I know we don't have to face our adversities alone. In my prideful times I have tried it that way, thinking I was strong enough to do so on my own and those hard lessons humble me again. I have come to find that when questioning adversity and endurance, instead of asking, Am I strong enough for this? Will I make it through?isn't it better to yell in the face of impending darkness without fear,I may not be strong enough for this, but Christ is, and he stands with me!


Monday, March 19, 2012

Thoughts on Thoughts

"Faithless is he that says farewell when the road darkens."
- J.R.R. Tolkien


I find it interesting how even the happiest of persons can feel depressed over matters that hold little importance in the grand scheme of things. Interesting that the human mind can fret over the smallest of things and turn those miniscule issues into a towering giant of a problem.


I have spent most of today contemplating this (well, the part where I wasn’t sleeping anyway, ….I took a long nap). I consistently find myself going through this cycle, partially because I battle depression and partially because I simply become lazy in directing my thoughts. In my mind, I know that I am being nonsensical, and yet I still continue to act on it. I’ve concluded that this weakness of mine is known by the great devil and he is constantly using it against me. Why wouldn’t he? After all, he is smart and cunning. What is a better way of bringing down one of God’s children than to plant a thought and let it grow on its own? This process is everywhere throughout the world: the need to be rich, have the next best technology, the next best “toy,” the perfect figure; even the American Dream is deceiving. The world is such that planting these thoughts makes it quite easy. In fact, it is done for Lucifer; he doesn’t even have to lift a finger anymore.


In C.S. Lewis’ book, The Screwtape Letters, Screwtape, a devil, writes to his nephew, Wormwood, about how to best win over the mind of men. Here, talking about prosperity Screwtape says, “Prosperity knits a man to the world. He feels that he is “finding his place in it,’ while really it is finding its place in him. His increasing reputation, his widening circle of acquaintances, his sense of self importance, the growing pressure of absorbing and agreeable work, build up in him a sense of really being at home on earth, which is just what we want. You will notice that the young are generally less unwilling to die than the middle-aged and the old.”
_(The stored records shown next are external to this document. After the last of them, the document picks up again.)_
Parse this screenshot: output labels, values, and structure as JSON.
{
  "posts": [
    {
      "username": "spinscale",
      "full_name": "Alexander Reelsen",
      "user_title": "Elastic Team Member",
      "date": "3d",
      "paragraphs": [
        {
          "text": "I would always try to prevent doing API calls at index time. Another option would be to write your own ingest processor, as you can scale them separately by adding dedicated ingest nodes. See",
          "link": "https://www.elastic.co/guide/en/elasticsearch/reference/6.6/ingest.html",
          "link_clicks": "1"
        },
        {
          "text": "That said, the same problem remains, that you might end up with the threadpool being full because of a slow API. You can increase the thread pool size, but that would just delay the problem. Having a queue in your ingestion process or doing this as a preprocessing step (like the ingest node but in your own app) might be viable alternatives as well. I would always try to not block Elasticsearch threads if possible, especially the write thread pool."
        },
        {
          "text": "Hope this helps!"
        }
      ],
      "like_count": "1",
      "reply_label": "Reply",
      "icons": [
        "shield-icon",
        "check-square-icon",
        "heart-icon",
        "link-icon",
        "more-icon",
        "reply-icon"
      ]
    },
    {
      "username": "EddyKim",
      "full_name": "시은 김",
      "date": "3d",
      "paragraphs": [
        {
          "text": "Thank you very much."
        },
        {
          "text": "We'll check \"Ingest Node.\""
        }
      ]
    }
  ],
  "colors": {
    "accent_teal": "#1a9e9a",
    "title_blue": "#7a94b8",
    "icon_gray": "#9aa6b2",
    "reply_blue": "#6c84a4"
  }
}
Prosperity, while certainly not evil in and of itself, has been the start of steep downhill spirals throughout all of time. It is a re-occurring cycle throughout the scriptures. Whole civilizations that were righteous and close to God, found pride in prosperity and then slowly but quickly fell to Satan’s sword. How do we combat it? How do we shield ourselves? How do we become immune to the enemy’s advances? Well, we don’t. We won’t ever become immune because of our natural tendencies, but we can guard ourselves if we so choose. Our goal should then be to be prosperous in God’s work and to remain humble. We cannot do this alone, but with God all things are possible. With the help of our Father in Heaven and His son, our Lord and Savior, Jesus Christ, we can win. We will win. We just have to make it the thing we want most.
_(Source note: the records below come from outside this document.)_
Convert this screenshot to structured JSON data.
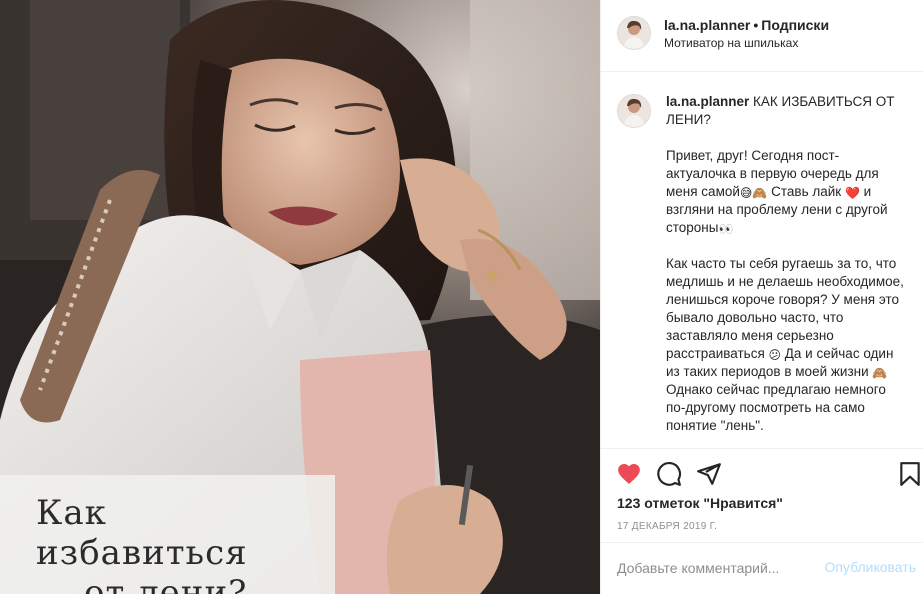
{
  "header": {
    "username": "la.na.planner",
    "separator": "•",
    "follow_label": "Подписки",
    "subtitle": "Мотиватор на шпильках"
  },
  "photo": {
    "overlay_line1": "Как избавиться",
    "overlay_line2": "от лени?"
  },
  "caption": {
    "username": "la.na.planner",
    "title": "КАК ИЗБАВИТЬСЯ ОТ ЛЕНИ?",
    "p1_a": "Привет, друг! Сегодня пост-актуалочка в первую очередь для меня самой",
    "p1_emoji1": "😅🙈",
    "p1_b": " Ставь лайк ",
    "p1_heart": "❤️",
    "p1_c": " и взгляни на проблему лени с другой стороны",
    "p1_emoji2": "👀",
    "p2_a": "Как часто ты себя ругаешь за то, что медлишь и не делаешь необходимое, ленишься короче говоря? У меня это бывало довольно часто, что заставляло меня серьезно расстраиваться ",
    "p2_emoji1": "😕",
    "p2_b": " Да и сейчас один из таких периодов в моей жизни ",
    "p2_emoji2": "🙈",
    "p2_c": " Однако сейчас предлагаю немного по-другому посмотреть на само понятие \"лень\"."
  },
  "actions": {
    "like_icon": "heart-filled-icon",
    "comment_icon": "comment-bubble-icon",
    "share_icon": "paper-plane-icon",
    "save_icon": "bookmark-icon",
    "likes_text": "123 отметок \"Нравится\"",
    "date_text": "17 ДЕКАБРЯ 2019 Г."
  },
  "comment_box": {
    "placeholder": "Добавьте комментарий...",
    "post_label": "Опубликовать"
  },
  "colors": {
    "like_red": "#ed4956",
    "post_button_disabled": "#b2dffc",
    "muted_text": "#8e8e8e",
    "border": "#efefef"
  }
}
Elder Bruce C. Hafen said, “We can have eternal life if we want it, but only if there is nothing else we want more.” So, we have to examine ourselves, take a deeper look. Is there something else we want more? What are our “little darlings,” those things we hold onto that are keeping us from progressing towards Christ? We all have them, those “little darlings.” They could be anything, TV shows with inappropriate materials, the music we jam out to, movies, practices, words we say, mannerisms, anything that drives away the Holy Spirit of the Lord, desensitizing us and fogging our minds to what is right and what is wrong, causing us to take two steps back instead of one foot forward. After all, if we are not progressing, we are moving backwards; there is no stand still.


Satan will never stop trying, he will never stop fighting to win us over. Again, on this point, C.S. Lewis shared great insight to this through The Screwtape Letters, “For as things are, your man has now discovered the dangerous truth that these attacks don’t last forever; consequently you cannot use again what is, after all, our best weapon — the belief of ignorant humans that there is no hope of getting rid of us except by yielding.” It may seem true, in any circumstance, that the easiest way is to give in rather than fight on and on with no win in sight. But really, giving in makes it that much harder, not easier.
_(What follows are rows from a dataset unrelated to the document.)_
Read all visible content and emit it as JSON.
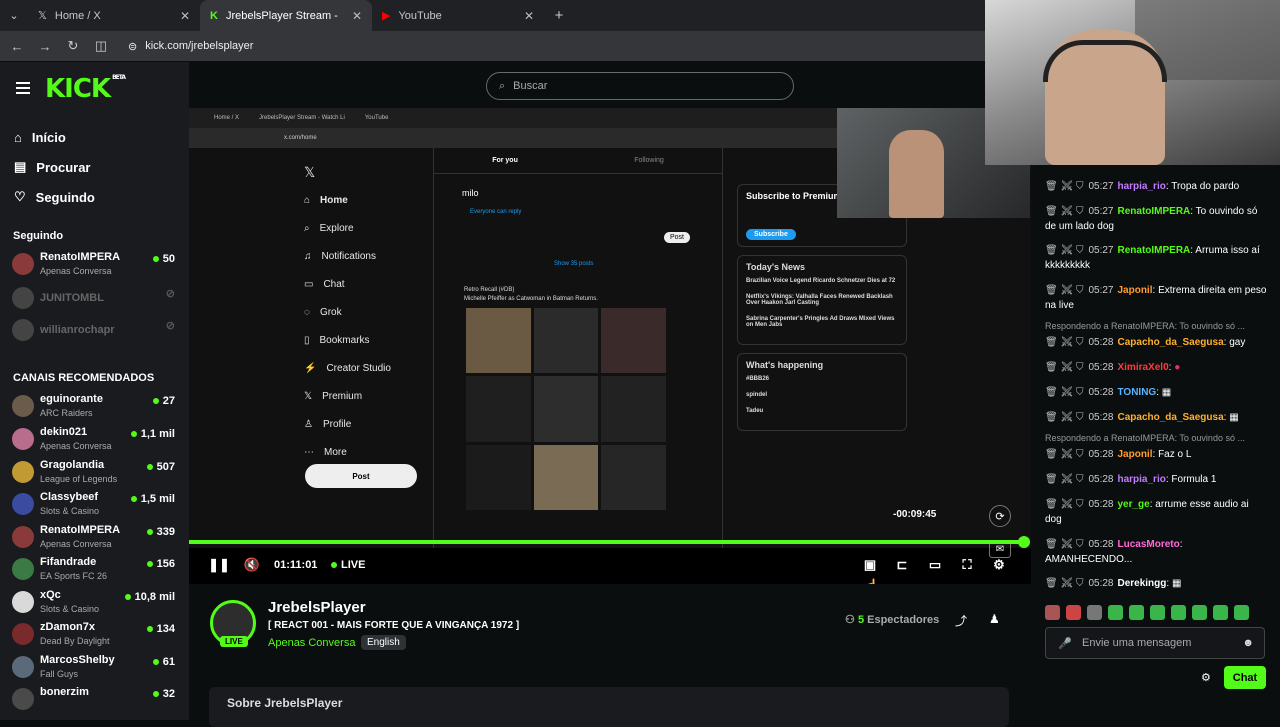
{
  "browser": {
    "tabs": [
      {
        "label": "Home / X",
        "icon": "x-logo-icon"
      },
      {
        "label": "JrebelsPlayer Stream - Watch Li",
        "icon": "kick-logo-icon"
      },
      {
        "label": "YouTube",
        "icon": "youtube-icon"
      }
    ],
    "url": "kick.com/jrebelsplayer"
  },
  "kick": {
    "logo": "KICK",
    "beta": "BETA",
    "search_placeholder": "Buscar",
    "nav": [
      {
        "label": "Início",
        "icon": "home-icon"
      },
      {
        "label": "Procurar",
        "icon": "browse-icon"
      },
      {
        "label": "Seguindo",
        "icon": "heart-icon"
      }
    ],
    "following_title": "Seguindo",
    "following": [
      {
        "name": "RenatoIMPERA",
        "category": "Apenas Conversa",
        "viewers": "50"
      },
      {
        "name": "JUNITOMBL",
        "category": "",
        "viewers": ""
      },
      {
        "name": "willianrochapr",
        "category": "",
        "viewers": ""
      }
    ],
    "recommended_title": "CANAIS RECOMENDADOS",
    "recommended": [
      {
        "name": "eguinorante",
        "category": "ARC Raiders",
        "viewers": "27"
      },
      {
        "name": "dekin021",
        "category": "Apenas Conversa",
        "viewers": "1,1 mil"
      },
      {
        "name": "Gragolandia",
        "category": "League of Legends",
        "viewers": "507"
      },
      {
        "name": "Classybeef",
        "category": "Slots & Casino",
        "viewers": "1,5 mil"
      },
      {
        "name": "RenatoIMPERA",
        "category": "Apenas Conversa",
        "viewers": "339"
      },
      {
        "name": "Fifandrade",
        "category": "EA Sports FC 26",
        "viewers": "156"
      },
      {
        "name": "xQc",
        "category": "Slots & Casino",
        "viewers": "10,8 mil"
      },
      {
        "name": "zDamon7x",
        "category": "Dead By Daylight",
        "viewers": "134"
      },
      {
        "name": "MarcosShelby",
        "category": "Fall Guys",
        "viewers": "61"
      },
      {
        "name": "bonerzim",
        "category": "",
        "viewers": "32"
      }
    ]
  },
  "stream_content": {
    "x_nav": [
      "Home",
      "Explore",
      "Notifications",
      "Chat",
      "Grok",
      "Bookmarks",
      "Creator Studio",
      "Premium",
      "Profile",
      "More"
    ],
    "x_post": "Post",
    "x_tabs": [
      "For you",
      "Following"
    ],
    "x_compose_user": "milo",
    "x_reply_setting": "Everyone can reply",
    "x_show_posts": "Show 35 posts",
    "x_tweet_author": "Retro Recall (#DB)",
    "x_tweet_text": "Michelle Pfeiffer as Catwoman in Batman Returns.",
    "x_subscribe_title": "Subscribe to Premium",
    "x_subscribe_btn": "Subscribe",
    "x_news_title": "Today's News",
    "x_news": [
      "Brazilian Voice Legend Ricardo Schnetzer Dies at 72",
      "Netflix's Vikings: Valhalla Faces Renewed Backlash Over Haakon Jarl Casting",
      "Sabrina Carpenter's Pringles Ad Draws Mixed Views on Men Jabs"
    ],
    "x_happening_title": "What's happening",
    "x_happening": [
      "#BBB26",
      "spindel",
      "Tadeu"
    ]
  },
  "player": {
    "time_left": "-00:09:45",
    "elapsed": "01:11:01",
    "live_label": "LIVE",
    "progress": 1.0
  },
  "stream_info": {
    "streamer": "JrebelsPlayer",
    "live_badge": "LIVE",
    "title": "[ REACT 001 - MAIS FORTE QUE A VINGANÇA 1972 ]",
    "category": "Apenas Conversa",
    "language": "English",
    "viewers_count": "5",
    "viewers_label": "Espectadores",
    "about": "Sobre JrebelsPlayer"
  },
  "chat": {
    "messages": [
      {
        "time": "05:27",
        "user": "harpia_rio",
        "color": "#c27cff",
        "text": "Tropa do pardo"
      },
      {
        "time": "05:27",
        "user": "RenatoIMPERA",
        "color": "#53fc18",
        "text": "To ouvindo só de um lado dog"
      },
      {
        "time": "05:27",
        "user": "RenatoIMPERA",
        "color": "#53fc18",
        "text": "Arruma isso aí kkkkkkkkk"
      },
      {
        "time": "05:27",
        "user": "Japonil",
        "color": "#ff9d2e",
        "text": "Extrema direita em peso na live"
      },
      {
        "time": "05:28",
        "user": "Capacho_da_Saegusa",
        "color": "#ffb02e",
        "text": "gay"
      },
      {
        "time": "05:28",
        "user": "XimiraXel0",
        "color": "#ff3b3b",
        "text": ""
      },
      {
        "time": "05:28",
        "user": "TONING",
        "color": "#5ab4ff",
        "text": ""
      },
      {
        "time": "05:28",
        "user": "Capacho_da_Saegusa",
        "color": "#ffb02e",
        "text": ""
      },
      {
        "time": "05:28",
        "user": "Japonil",
        "color": "#ff9d2e",
        "text": "Faz o L"
      },
      {
        "time": "05:28",
        "user": "harpia_rio",
        "color": "#c27cff",
        "text": "Formula 1"
      },
      {
        "time": "05:28",
        "user": "yer_ge",
        "color": "#53fc18",
        "text": "arrume esse audio ai dog"
      },
      {
        "time": "05:28",
        "user": "LucasMoreto",
        "color": "#ff6ad5",
        "text": "AMANHECENDO..."
      },
      {
        "time": "05:28",
        "user": "Derekingg",
        "color": "#ffffff",
        "text": ""
      }
    ],
    "reply_label": "Respondendo a RenatoIMPERA: To ouvindo só ...",
    "input_placeholder": "Envie uma mensagem",
    "send_label": "Chat"
  }
}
I know I’m kind of all over the place in my thoughts; I apologize if this made little sense to you. I guess my reasoning for discussing this is because I feel myself giving in to those small thoughts, allowing them to grow before my eyes and I don’t want it. I know that even if I fight hard to cut them down, the thoughts may still grow and I may find myself stuck between hedges of weariness, but I am determined to not let it take over my mind and put me in a dark place. I have this quote from Elder John Taylor that reminds me of hope and strength in the face of darkness:


"In relation to events that will yet take place, and the kind of trials, troubles, and sufferings which we shall have to cope with, it is to me a matter of very little moment; these things are in the hands of God, he dictates the affairs for the human family, and directs and controls our affairs; and the great thing that we, as a people, have to do is seek after and cleave unto our God, to be in close affinity with Him, and to seek for His guidance, and His blessing and Holy Spirit to lead and guide us in the right path. Then it matters not what it is nor who it is that we have to contend with, God will give us strength according to our day."


Sheri Dew put if perfectly when she said, “Satan knows exactly what he is doing. But do we? Are we sleeping, or are we creating places of security where we may insulate ourselves from this advances?”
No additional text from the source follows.